Если бы Сара не отвела их прямо к койке Жука, Септимус ни за что бы не нашел своего лучшего друга. Жука можно было узнать только по вздыбленной копне густых черных волос, которые его мать, ушедшая совсем недавно, с любовью расчесала именно так, как страшно не нравилось самому Жуку. А в остальном Жук был похож не на мальчика, а на белое полотно с вытаращенными глазами, которые смотрели в пустоту.
Сара встревоженно посмотрела на Септимуса.
– Прости, сынок, – вздохнула она. – Посидишь с Жуком? Его родители скоро вернутся, но у тебя есть немного времени.
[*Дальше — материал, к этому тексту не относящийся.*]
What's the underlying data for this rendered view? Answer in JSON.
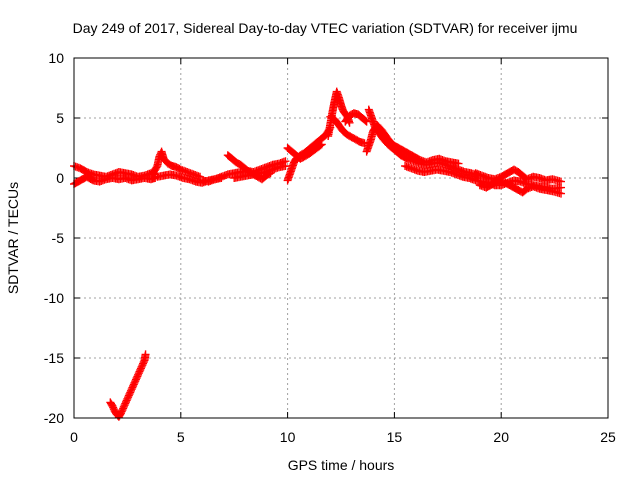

Сара принесла еще один стул для Марсии, и волшебница с Септимусом уселись у кровати Жука.
– Мне надо идти, Септимус. Я приду через пару минут, – сказала Сара.
Септимус вдруг страшно испугался, что противоядие не подействует. Он взволнованно посмотрел на Марсию, и та прошептала:
– Подействует, Септимус. Ты должен в это верить.
– Врачевание не похоже на магику, – уныло произнес Септимус. – Результат не зависит от того, насколько ты хочешь, чтобы все получилось. Он либо есть, либо нет.
– Я в этом сильно сомневаюсь, – сказала Марсия. – Немного веры никогда не помешает. И вообще, ты ведь знаешь, что противоядие действует?
Септимус кивнул. Он поставил бутылочку на шаткий столик возле койки Жука и достал из кармана пипетку. Набрав в нее немного противоядия, он капнул три капли в приоткрытый рот друга. А потом стал с нетерпением ждать результата.
Когда на последнее окно в дальнем конце палаты поставили свечу, Жук моргнул. И снова моргнул, нахмурился, как будто не понимал, где находится, и вдруг сел, вытаращив глаза, а его волосы встали дыбом, как обычно.
– Здоро́во, Сеп, – прокряхтел он.
– Здоро́во, Жук, – засмеялся Септимус. – Здоро́во!